20 июня 1910 года (воскресенье)
Немного тяжело ехать так долго, не имея возможности пройтись, как следует. Но нам-то грех жаловаться. Ходил смотреть, как едут во 2-м и в 3-м классе – у нас рай. В это время в шестом году Демианов гостил у своих на даче, тосковал о милых друзьях, любил некоего П. и мучался ревностью и сомнениями. Я довольно хорошо научился разбирать его почерк, но, все же, чтение дневника не так легко дается. Узнаю его манеру подолгу ничего не записывать, но после аккуратно заполнять пропущенные дни, так, что потом кажется, будто каждый день писал.
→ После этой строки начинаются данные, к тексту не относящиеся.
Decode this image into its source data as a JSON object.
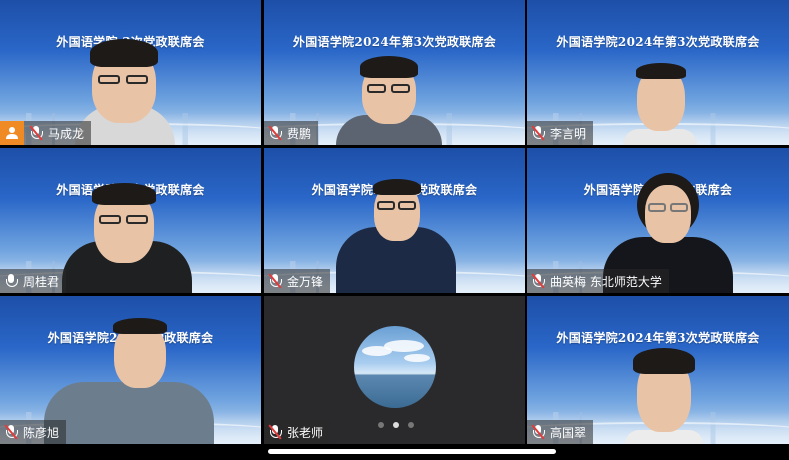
{
  "meeting": {
    "banner_full": "外国语学院2024年第3次党政联席会",
    "banner_partial": "外国语学院20  3次党政联席会",
    "banner_partial2": "外国语学院      3次党政联席会"
  },
  "participants": [
    {
      "name": "马成龙",
      "host": true,
      "mic": "muted",
      "shirt": "#dcdcdc"
    },
    {
      "name": "费鹏",
      "host": false,
      "mic": "muted",
      "shirt": "#5b6470"
    },
    {
      "name": "李言明",
      "host": false,
      "mic": "muted",
      "shirt": "#e8e8e8"
    },
    {
      "name": "周桂君",
      "host": false,
      "mic": "on",
      "shirt": "#1e2022"
    },
    {
      "name": "金万锋",
      "host": false,
      "mic": "muted",
      "shirt": "#1d2a45"
    },
    {
      "name": "曲英梅  东北师范大学",
      "host": false,
      "mic": "muted",
      "shirt": "#14161b"
    },
    {
      "name": "陈彦旭",
      "host": false,
      "mic": "muted",
      "shirt": "#6c7e8e"
    },
    {
      "name": "张老师",
      "host": false,
      "mic": "muted",
      "avatar": "sky-sea-avatar"
    },
    {
      "name": "高国翠",
      "host": false,
      "mic": "muted",
      "shirt": "#ececec"
    }
  ],
  "pagination": {
    "pages": 3,
    "current": 2
  },
  "icons": {
    "host": "person-icon",
    "mic": "microphone-icon"
  },
  "colors": {
    "host_badge": "#f08a24",
    "muted_slash": "#e23b3b"
  }
}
Я здесь в вагоне, он там, в шестом году на даче, тоскуем и томимся. А о том, который остался вчера, лежать на моем диване, я и думать боюсь. В Пскове сошел С.И. и вместо него явился новый к нам попутчик до Варшавы. Так что мы почти одни. А в 3-м-то классе битком и во 2-м тоже довольно пассажиров. Пока стояли, ходил телеграфировать Демианову, и от Вольтера по его делам и в гостиницу. Потом еще прогулялся немного. Я раньше не задумывался, что такое «провинция», теперь вот увидел. Действительно, всё совсем не так, как в Петербурге. Неуловимое что-то в одежде, в лицах, в разговорах, нельзя даже толком сказать что, а все же, не так как у нас. В Вильно стояли сорок минут, я опять бегал на телеграф. Почти уже заграница. Много говорят на литовском и надписи тоже везде на двух языках. На телеграфе задержался, что если бы отстал? Пожалуй, не очень приятное вышло бы приключение. Одна надежда была бы на Вольтера, от которого только теперь почувствовал, насколько зависим.